This is a question from some programming contest( i don’t know exactly which programming contest it belongs to , i saw it a year ago ). The question is as follows:
There are N buildings, each having its own height ( not necessarily unique )
{h1,h2,h3,...,hn}
We have to make all the buildings of same height say h.
The operations allowed are:
- We can add some height to a building.
- We can remove some height from a building.
There is a cost associated with each building to remove/add a unit height. Say c(i) be the cost to remove/add a unit height to a building. The respective cost are as follows:
{c1,c2,c3,...,cn}
Assuming that we have enough height(unit) available, we have to find the min cost which is required to make all buildings of the same height.
Input:
First Line will specify N the number of buildings. ( 1<=N<=100000).
Second Line of Input will be for the height of buildings.
{h1,h2,h3,...,hn}
Third line of input will give the cost array
{c1,c2,c3.....,cn}
Output
The output will be simply the min cost required.
Sample Input:
3
2 1 3
10 1000 1
Sample Output
12
Explanation: Make all the buildings of height 1, so the cost will be
10*(2-1) + 1000*(1-1) + 1*(3-1) i.e 12.
I know the brute force force method which is O(n^2).
The brute force method i thought is as follows:
Whatever the common height h be, it must be from the
{h1,h2,h3,....,hn}
i.e. h must be equal to any of h(i) .
Now checking for each h(i) I can compute the answer in O(n^2).

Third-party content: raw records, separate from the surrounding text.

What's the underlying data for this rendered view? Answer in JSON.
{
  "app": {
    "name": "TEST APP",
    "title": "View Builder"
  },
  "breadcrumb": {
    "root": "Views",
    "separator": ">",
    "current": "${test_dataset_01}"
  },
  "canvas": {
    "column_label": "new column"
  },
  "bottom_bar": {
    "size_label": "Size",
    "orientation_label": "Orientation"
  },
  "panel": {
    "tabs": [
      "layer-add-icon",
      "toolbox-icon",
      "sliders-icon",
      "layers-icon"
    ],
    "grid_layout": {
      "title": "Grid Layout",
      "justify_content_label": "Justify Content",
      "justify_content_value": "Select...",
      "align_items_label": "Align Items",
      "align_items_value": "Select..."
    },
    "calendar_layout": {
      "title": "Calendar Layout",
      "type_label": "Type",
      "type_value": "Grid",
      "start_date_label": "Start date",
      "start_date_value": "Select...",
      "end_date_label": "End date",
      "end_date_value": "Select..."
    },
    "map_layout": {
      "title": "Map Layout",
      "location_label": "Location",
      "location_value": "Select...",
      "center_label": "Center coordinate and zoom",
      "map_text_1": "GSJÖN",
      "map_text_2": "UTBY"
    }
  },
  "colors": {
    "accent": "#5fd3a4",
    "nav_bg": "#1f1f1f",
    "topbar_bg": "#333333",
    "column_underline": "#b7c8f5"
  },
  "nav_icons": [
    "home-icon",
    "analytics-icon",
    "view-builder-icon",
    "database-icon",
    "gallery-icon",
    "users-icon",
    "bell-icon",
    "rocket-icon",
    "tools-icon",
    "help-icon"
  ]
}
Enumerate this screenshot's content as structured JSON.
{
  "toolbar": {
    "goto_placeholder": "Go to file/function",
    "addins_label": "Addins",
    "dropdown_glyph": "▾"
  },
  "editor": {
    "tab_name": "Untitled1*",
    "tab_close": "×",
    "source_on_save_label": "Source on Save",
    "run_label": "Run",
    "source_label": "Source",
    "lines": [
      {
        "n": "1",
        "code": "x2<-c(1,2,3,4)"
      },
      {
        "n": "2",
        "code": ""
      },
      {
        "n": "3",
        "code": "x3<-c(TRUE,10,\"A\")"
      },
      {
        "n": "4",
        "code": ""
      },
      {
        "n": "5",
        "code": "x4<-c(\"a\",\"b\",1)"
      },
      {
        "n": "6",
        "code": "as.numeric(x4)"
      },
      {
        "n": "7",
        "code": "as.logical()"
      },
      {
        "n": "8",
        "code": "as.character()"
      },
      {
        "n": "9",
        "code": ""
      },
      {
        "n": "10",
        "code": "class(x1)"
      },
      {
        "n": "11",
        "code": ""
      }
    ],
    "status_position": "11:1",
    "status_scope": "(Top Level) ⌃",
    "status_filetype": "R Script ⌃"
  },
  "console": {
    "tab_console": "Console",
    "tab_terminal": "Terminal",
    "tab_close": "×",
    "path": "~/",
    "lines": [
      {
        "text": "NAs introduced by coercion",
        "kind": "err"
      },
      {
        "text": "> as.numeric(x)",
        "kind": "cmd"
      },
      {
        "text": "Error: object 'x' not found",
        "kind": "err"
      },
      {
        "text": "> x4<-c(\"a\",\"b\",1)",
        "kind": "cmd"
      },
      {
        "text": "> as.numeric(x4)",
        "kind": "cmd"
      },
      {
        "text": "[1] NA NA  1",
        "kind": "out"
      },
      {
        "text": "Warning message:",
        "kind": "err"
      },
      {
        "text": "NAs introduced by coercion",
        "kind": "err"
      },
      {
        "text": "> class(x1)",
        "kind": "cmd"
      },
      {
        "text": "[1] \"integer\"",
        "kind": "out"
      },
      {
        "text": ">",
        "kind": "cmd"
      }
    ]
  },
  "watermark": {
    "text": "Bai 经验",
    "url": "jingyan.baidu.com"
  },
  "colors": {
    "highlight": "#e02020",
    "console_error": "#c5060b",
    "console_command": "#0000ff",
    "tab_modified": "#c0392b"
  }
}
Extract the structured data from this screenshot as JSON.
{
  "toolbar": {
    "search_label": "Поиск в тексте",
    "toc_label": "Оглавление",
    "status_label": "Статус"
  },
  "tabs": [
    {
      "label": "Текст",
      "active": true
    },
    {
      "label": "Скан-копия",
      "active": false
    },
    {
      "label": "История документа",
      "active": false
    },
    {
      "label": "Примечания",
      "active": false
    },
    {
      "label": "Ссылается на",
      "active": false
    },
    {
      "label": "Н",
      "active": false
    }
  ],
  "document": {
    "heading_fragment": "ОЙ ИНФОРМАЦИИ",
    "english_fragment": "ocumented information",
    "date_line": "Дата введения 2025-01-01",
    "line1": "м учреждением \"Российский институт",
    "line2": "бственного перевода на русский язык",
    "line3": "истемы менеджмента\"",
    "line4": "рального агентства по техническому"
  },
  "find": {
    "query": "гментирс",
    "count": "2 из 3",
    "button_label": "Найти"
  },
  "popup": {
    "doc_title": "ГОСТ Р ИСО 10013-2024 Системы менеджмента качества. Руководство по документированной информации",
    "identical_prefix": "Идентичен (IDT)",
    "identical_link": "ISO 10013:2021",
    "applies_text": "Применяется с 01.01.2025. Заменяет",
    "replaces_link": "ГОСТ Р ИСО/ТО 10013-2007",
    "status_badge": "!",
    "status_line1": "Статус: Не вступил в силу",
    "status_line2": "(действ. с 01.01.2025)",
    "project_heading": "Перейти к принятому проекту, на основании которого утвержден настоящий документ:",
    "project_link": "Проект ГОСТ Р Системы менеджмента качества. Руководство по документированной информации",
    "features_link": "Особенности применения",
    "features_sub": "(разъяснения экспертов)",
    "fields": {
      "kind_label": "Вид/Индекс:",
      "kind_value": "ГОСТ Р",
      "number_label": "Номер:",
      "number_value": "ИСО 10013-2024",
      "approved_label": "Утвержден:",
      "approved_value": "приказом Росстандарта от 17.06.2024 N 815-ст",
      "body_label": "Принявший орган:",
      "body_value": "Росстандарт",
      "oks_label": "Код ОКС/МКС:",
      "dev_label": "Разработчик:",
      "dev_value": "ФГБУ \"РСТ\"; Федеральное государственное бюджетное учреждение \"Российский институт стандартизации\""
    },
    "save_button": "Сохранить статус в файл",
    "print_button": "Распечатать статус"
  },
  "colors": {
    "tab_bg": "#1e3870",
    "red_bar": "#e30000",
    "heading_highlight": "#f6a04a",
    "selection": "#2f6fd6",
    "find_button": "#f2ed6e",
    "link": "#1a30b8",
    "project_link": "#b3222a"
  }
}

is it possible to do it faster?
O(n log(n)) Solution:
Let h(i) denote height of the ith building and let c(i) denote the cost of the ith building.
Now use this recursion:
Cost_of_Increase(i) = Cost_of_Increase(i-1) + ( h(i)-h(i-1) )*( Sum of costs of P(i-1) th building to P(n) th builing )
Note that in the above recursion the order of i and i-1 is according to the order of P, i.e. the sorted order.
Now let Cost_of_decrease(i) denote the cost if we make all the buildings that have heights GREATER than the ith building equal to hte height of the ith building in the SORTED ARRAY P, i.e. Cost_of_decrease(i) if we make the buildings P(1), P(2), … P(i-2), P(i-1) equal to the height of the P(i) th building.
For this use this recursion:
Cost_of_decrease(i) = Cost_of_decrease(i+1) + ( h(i+1)-h(i) )*( Sum of cost of P(1) th building to P(i-1) th building )
So total cost for making the height of all the buildings equal to P(i) th building is:
Cost_of_Increase(i) + Cost_of_decrease(i).
Once we have this for all the buildings, just check for which one the cost is smallest, and that is the answer.
Hope it helps !